Following his killing, Colombia succumbed to a ten-year (1948-1958) period of violence, until Liberal and Conservative elites agreed to share power, and an alternating presidency and shared parliament were set up. Other political forces were excluded. The violence also led to the creation of self-defence organisations by Liberal and Communist peasants. Many guerrillas who disarmed under a government amnesty in 1958 were killed, and therefore some chose to continue fighting. Then the 1959 Cuban revolution had the effect of spreading the conviction that they could, and should, overthrow the old system and the peasant groups became guerrilla armies.
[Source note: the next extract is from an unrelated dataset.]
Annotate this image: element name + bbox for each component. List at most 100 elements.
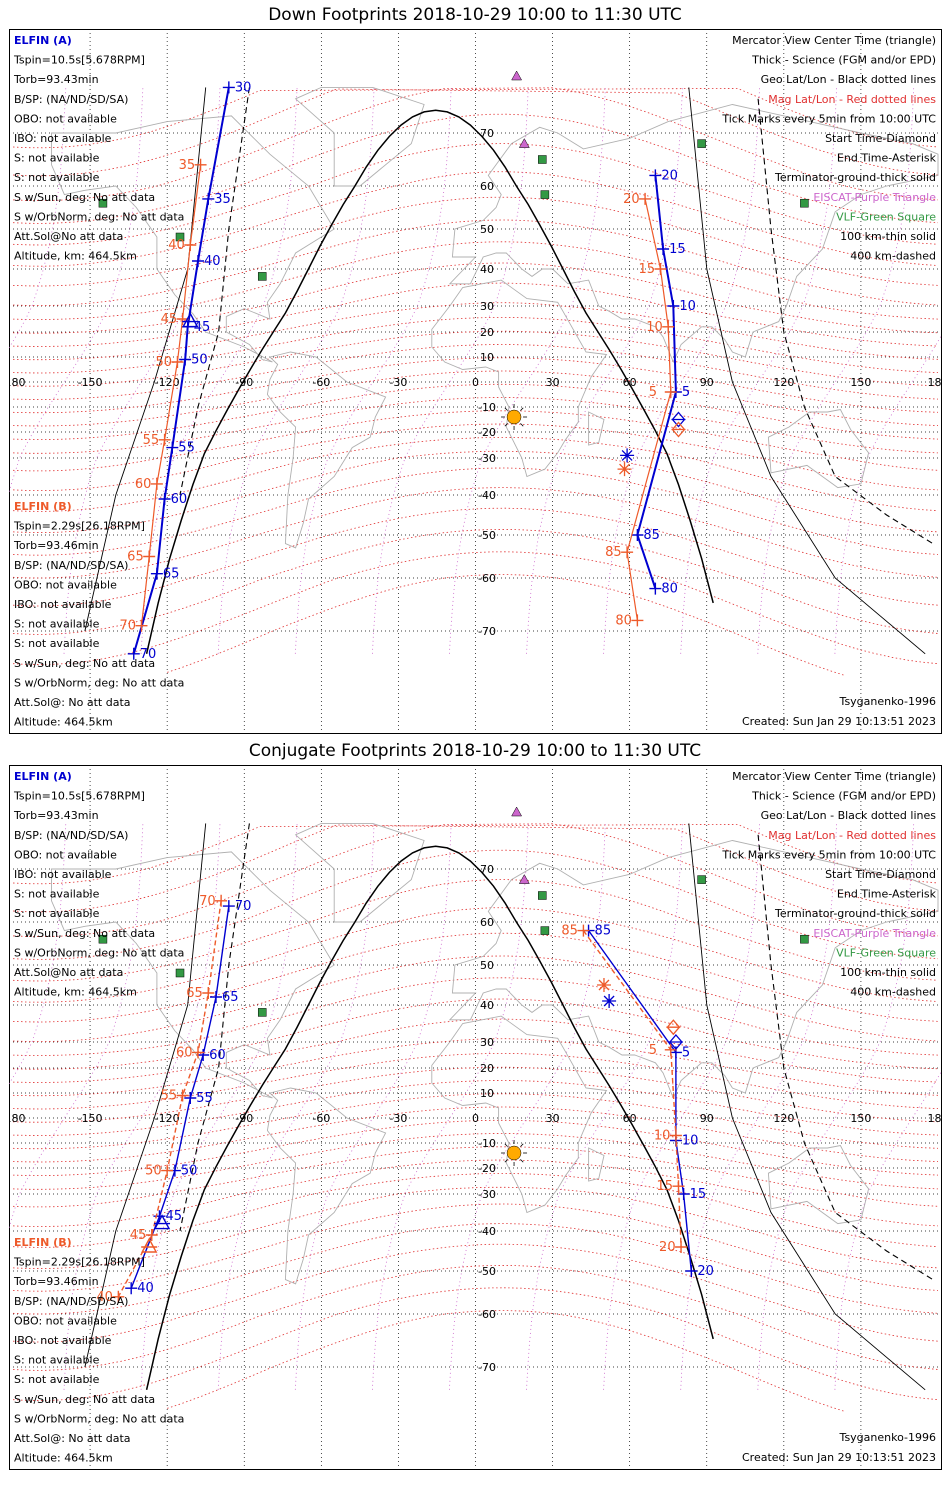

At the same time, in order to ‘avoid another Cuba’, the US began to train Latin American militaries in the notorious National Security Doctrine, preaching the existence of an ‘internal enemy’, and funding the first military operation against Colombian peasant guerrillas in Plan Laso.
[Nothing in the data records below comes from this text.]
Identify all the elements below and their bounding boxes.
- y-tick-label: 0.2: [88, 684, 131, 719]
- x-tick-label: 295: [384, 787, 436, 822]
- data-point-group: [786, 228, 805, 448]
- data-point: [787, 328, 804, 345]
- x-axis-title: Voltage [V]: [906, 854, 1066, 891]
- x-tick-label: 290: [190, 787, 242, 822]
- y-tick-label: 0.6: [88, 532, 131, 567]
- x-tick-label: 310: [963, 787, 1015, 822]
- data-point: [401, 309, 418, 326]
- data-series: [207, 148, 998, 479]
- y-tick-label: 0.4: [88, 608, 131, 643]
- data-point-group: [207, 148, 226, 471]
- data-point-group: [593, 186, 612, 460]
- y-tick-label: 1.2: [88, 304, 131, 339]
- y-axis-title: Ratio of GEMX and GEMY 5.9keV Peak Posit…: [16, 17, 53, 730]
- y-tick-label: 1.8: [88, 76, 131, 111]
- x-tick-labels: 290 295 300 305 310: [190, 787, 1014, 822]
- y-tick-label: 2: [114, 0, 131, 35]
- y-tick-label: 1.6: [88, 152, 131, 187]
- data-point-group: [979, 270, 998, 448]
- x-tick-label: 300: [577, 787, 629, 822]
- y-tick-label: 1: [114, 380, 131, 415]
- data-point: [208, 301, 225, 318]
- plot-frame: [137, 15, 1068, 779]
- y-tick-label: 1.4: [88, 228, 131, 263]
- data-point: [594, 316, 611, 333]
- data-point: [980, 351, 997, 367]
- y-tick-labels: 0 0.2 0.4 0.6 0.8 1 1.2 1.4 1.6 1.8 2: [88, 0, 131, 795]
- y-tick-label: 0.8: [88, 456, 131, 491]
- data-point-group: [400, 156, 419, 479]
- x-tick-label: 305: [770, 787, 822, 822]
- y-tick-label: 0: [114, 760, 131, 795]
While successive governments paid lip service to the need to resolve inequality, and the importance of land reform, the absence of real democracy and the entrenched powers of landowners meant that change was largely superficial. Together, inequality, state negligence, and the lack of real political freedom sustained the guerrillas. The 1979 Sandinista revolution, and the civil wars in El Salvador and Guatemala were reminders to the Colombian elite that something needed to be done to resolve the conflict, and during the mid-1980s a peace process began, under which the guerrillas, left-wing parties, trade unions and others helped create a left-wing political coalition called the Patriotic Union.
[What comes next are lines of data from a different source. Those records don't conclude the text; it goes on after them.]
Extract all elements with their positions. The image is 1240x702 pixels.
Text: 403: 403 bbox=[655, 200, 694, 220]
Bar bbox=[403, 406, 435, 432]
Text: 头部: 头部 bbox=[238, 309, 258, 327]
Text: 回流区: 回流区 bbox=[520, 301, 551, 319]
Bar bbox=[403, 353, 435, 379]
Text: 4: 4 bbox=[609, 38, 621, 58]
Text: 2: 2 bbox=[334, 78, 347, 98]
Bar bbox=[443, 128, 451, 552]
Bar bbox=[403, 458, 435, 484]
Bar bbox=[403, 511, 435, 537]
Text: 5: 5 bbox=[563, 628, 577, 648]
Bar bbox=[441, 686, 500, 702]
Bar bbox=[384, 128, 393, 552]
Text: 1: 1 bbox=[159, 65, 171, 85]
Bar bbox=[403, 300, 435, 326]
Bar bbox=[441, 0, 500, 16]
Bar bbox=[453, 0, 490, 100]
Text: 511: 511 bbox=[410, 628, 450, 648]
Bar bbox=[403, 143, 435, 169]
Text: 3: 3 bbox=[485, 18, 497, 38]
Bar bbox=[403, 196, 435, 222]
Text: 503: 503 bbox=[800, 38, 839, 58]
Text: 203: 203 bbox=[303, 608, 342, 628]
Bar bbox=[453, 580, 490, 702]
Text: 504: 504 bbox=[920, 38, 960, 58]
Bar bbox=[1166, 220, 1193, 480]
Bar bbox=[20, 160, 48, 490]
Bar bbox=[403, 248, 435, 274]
During the same period, to counter the growing guerrilla presence, and guerrilla taxes and extortion, landowners, drug traffickers and the military began to establish paramilitary armies. Equating the Patriotic Union with the guerrillas, and operating alongside the military, these death squads killed between 3,000 and 5,000 of its members. Since then nearly 3,000 trade unionists have also been killed by paramilitaries. Many thousands of human rights defenders, political activists and social organisers of all kinds have also been killed or disappeared. And the war continues causing immense suffering. Over 6,000 Colombian troops have become casualties in the last 3 years, 5 million Colombians are internally displaced, thousands have been disappeared, or killed as ‘collateral damage’ in the war.

As in the 1940s land and inequality continue to be major problems. According to a recent UN report on 189 countries, Colombia is the third most unequal after Haiti and Angola. Labour rights are virtually inexistent and human rights abuses abound. The political system is still highly exclusionary, and voter abstention is routinely around 60% in the cities (and higher in rural areas).  Paramilitarism and the drugs trade have penetrated the state so far that the last president, Alvaro Uribe, is fighting claims that he was himself a paramilitary. This is far from Gaitan’s political and economic vision.

In short, the tragic legacy of the assassination of Gaitan has been a society whose development has been severely distorted by extreme violence and political exclusion. Gaitan’s vision appears distant, and yet the resolution of Colombia’s conflict lies within it, within a more equal, truly democratic republic where the integrity of the ‘common man’ is respected.